Est-il possible de récupérer un bien loué pour y habiter ?

Oui, à condition de donner congé pour reprise au locataire en respectant un préavis de 6 mois minimum avant la prochaine échéance du bail en location vide, ou 3 mois en meublé. Le congé doit être envoyé après la signature de l’acte de vente, par lettre recommandée avec accusé de réception ou par huissier. Si le locataire bénéficie d’une protection légale renforcée, la reprise peut être différée ou conditionnée à un relogement de remplacement.

Est-ce qu’un nouveau propriétaire peut mettre fin au bail ?

Un nouveau propriétaire ne rompt pas le bail au moment de l’achat. Il le reprend tel quel et doit attendre la prochaine échéance pour donner congé pour reprise, sous réserve d’un préavis de 6 mois. Il est interdit de demander au locataire de partir immédiatement après l’achat, même si ce souhait est mentionné dans l’acte de vente.

Comment faire partir un locataire quand on achète un bien ?

Trois voies existent.
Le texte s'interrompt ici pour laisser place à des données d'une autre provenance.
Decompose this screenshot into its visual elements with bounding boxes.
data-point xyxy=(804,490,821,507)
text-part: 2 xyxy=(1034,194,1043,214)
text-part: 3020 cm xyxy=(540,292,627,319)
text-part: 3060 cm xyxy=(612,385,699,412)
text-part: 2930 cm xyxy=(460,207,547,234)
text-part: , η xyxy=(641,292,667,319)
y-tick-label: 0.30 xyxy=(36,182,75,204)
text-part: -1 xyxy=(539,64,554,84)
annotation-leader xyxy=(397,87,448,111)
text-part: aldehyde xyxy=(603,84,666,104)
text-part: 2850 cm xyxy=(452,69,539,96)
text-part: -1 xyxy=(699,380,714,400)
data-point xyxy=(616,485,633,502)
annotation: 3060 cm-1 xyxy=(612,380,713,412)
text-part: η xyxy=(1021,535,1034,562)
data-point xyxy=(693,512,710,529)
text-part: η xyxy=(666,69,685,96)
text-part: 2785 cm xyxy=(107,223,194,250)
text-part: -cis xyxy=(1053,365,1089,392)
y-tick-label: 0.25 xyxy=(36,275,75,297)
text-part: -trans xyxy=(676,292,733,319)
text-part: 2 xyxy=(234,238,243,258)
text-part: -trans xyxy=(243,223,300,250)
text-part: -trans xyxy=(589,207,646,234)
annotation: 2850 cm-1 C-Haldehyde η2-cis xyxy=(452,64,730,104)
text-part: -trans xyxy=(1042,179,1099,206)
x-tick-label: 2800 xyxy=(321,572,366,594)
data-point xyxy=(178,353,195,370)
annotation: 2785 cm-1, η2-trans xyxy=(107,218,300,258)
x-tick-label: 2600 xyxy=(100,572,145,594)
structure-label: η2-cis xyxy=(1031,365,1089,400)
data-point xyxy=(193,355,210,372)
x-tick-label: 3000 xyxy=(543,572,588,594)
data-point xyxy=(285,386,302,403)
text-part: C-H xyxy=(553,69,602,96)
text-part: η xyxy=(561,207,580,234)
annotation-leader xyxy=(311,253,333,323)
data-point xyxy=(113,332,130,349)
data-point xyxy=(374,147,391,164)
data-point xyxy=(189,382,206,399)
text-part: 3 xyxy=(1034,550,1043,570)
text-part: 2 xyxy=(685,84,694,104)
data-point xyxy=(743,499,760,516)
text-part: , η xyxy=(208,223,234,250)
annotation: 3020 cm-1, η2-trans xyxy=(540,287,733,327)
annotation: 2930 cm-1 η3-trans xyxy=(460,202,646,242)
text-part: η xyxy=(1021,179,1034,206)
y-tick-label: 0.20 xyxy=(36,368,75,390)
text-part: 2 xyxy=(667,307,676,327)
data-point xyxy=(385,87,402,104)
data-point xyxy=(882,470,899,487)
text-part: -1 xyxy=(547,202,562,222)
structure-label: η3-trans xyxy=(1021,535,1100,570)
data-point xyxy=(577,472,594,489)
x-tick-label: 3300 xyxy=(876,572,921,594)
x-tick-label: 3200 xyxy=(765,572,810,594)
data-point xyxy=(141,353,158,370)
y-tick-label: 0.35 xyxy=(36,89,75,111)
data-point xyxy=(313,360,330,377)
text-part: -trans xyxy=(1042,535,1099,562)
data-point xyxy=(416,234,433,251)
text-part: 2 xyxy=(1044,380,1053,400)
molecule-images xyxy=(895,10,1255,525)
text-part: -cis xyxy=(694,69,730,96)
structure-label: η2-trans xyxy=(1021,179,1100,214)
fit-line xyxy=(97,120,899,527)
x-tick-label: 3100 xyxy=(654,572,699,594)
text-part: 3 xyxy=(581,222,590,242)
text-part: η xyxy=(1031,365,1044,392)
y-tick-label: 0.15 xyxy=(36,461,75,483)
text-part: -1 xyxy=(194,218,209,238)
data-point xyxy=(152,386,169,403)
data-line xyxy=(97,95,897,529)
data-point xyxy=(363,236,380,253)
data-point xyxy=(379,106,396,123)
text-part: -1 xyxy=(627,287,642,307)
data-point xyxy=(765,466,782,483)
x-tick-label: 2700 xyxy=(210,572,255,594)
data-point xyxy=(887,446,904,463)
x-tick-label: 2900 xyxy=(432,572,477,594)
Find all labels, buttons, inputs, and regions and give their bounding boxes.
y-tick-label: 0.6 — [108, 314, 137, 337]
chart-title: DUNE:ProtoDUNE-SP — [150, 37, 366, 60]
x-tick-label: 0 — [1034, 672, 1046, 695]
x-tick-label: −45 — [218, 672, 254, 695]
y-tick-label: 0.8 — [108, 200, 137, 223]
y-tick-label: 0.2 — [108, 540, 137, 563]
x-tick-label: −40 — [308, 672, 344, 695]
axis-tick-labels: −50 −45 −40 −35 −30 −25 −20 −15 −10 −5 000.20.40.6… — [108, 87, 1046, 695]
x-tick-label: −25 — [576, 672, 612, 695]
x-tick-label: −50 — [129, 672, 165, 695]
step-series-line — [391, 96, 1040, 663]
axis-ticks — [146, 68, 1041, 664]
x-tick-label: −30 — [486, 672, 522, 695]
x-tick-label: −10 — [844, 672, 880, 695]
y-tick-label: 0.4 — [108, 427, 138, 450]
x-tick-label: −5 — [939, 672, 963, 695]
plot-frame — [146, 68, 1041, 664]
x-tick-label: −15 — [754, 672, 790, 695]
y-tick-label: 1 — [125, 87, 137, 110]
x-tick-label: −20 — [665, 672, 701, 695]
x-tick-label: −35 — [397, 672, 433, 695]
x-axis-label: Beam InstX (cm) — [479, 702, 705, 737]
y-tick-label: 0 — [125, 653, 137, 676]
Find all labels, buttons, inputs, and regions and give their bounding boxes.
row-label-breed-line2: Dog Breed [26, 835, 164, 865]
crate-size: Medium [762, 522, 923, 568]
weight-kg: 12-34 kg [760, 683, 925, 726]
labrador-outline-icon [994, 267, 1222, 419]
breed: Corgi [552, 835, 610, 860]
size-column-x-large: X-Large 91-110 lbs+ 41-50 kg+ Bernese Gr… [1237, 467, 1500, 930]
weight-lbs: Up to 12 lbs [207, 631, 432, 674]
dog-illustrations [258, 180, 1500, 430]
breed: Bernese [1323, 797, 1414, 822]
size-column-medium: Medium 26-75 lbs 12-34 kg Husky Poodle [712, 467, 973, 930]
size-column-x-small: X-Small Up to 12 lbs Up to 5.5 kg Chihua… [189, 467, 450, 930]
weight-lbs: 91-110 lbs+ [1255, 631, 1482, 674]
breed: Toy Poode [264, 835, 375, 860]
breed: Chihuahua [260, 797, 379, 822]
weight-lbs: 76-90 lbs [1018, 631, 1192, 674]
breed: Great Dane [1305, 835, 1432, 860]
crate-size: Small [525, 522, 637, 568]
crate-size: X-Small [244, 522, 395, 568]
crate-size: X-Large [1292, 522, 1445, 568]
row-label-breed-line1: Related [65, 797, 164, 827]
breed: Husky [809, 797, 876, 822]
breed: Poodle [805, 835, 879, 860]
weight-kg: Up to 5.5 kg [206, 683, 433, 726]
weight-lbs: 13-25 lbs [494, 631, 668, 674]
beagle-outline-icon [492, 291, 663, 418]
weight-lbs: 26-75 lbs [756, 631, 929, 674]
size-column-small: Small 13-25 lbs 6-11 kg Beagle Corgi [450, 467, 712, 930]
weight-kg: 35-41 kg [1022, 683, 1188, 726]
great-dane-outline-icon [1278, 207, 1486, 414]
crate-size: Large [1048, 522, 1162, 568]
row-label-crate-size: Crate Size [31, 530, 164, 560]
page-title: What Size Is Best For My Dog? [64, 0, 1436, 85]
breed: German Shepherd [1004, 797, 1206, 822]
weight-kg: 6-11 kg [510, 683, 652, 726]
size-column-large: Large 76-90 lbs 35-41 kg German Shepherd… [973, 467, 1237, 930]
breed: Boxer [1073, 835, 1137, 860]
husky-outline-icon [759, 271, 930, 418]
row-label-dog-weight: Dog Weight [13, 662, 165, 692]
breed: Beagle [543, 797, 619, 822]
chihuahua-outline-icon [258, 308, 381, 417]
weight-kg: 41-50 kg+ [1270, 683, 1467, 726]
La première : respecter la procédure légale de congé pour reprise avec préavis de 6 mois avant l’échéance du bail. La deuxième : négocier un départ volontaire avec indemnisation, formalisé par écrit. La troisième, en dernier recours : saisir le tribunal judiciaire si le locataire refuse de partir malgré un congé régulier — en intégrant des délais de 12 à 18 mois de procédure, hors trêve hivernale.